There is also Martin Lewis’s iconic drawing Which Way? with a car seemingly lost in a snowstorm. Lewis was born in Australia and came to the US to work as a commercial illustrator, a profession that  many of the greats of US art in the C20 took up to keep the wolf from the door, and which underpins the American take on modernism when compared to their rather more esoteric European peers. He found great success in drypoints, a technique he mastered on a visit to Japan, but his fame quickly faded. I think I have seen this image before but I can’t for the life of me remember where. I guessed it might have been used in connection with David Hare’s adaptation of George Simenon’s The Red Barn at the National Theatre directed by Robert Icke (a qualified success), but that image was actually another drypoint image of a barn in the snow by an artist I can’t identify. It seems that the  barn, in whatever weather, is the greatest staple of American art since the founding of the nation. There must be tons of academic papers on this.

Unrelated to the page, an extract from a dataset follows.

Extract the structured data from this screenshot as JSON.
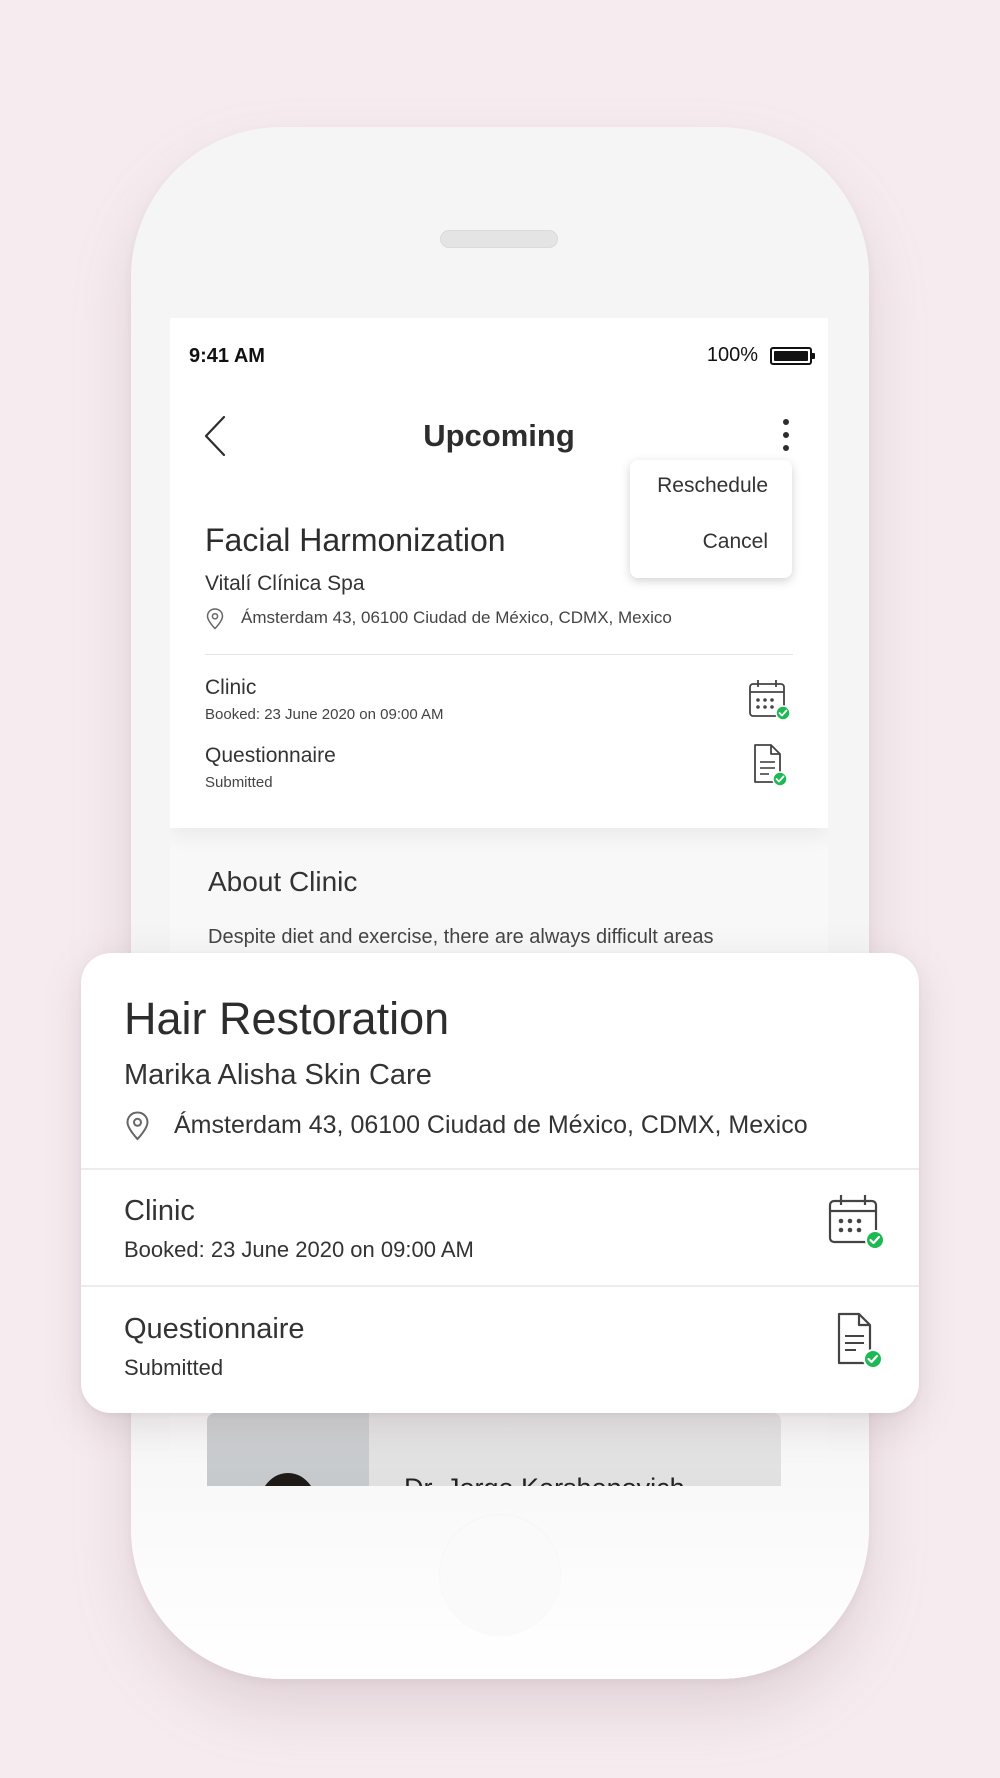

Anyway Lewis’s drawing is not a barn but it is a perfectly wrought rendition of artificial light, here the car headlights against the snow, against the dark night. And it is probably a metaphor for the country itself, given this created in 1932, just as the US was emerging from the very worst of the Great Depression.

Now it turns out Lewis was a mate of Ed Hopper. who also has four etchings on show here, all of which show that his mastery of line. shadow and viewpoint wasn’t confined to painting. They would be worth the entry fee alone but, as I said above, there are also three oils to savour, which I think are on show in the UK for the first time. It is hard to believe that his big breakthrough didn’t come until the early 1930’s, and especially after the retrospective at MOMA in 1933, when he was already 50. Prior to that he too had to support himself as an illustrator.

I can’t believe that there is anyone who couldn’t get something valuable out of seeing Hopper’s paintings. The stillness, the light, the murkyish palettes, the shadows, the melancholy, the introversion, the uneasy suggestion. The SO, who doesn’t care for much art, adores his work reproductions of which are plastered on the walls around me as I sit writing this. Mind you, dare I say it, puritanical realism is her bag. Anyway suffice to say we love Hopper.

From Williamsburg Bridge (1928), shows the top floors of a handful of late C19 buildings seen from the eponymous bridge, with a woman perched on the ledge of one open window in the afternoon sun. Dawn in Pennsylvania (1942), is a view of a train departing, and the buildings opposite, framed by the platform. Manhattan Bridge Loop (1928) is a wider perspective of the railtrack and a cityscape.  All are wonderful.

So soak up what is on offer in this fine exhibition, see if you accept the curator’s argument, I do, and then take as long as you like with this Hoppers. It is worth it.

Many of the works on show are drawn from the Terra Collection for American Art and the Met. So thanks chaps. Just goes to show that there are some things that have come over from the States in recent weeks that aren’t, to borrow the language of astute political commentator Danny Dyer, twattish.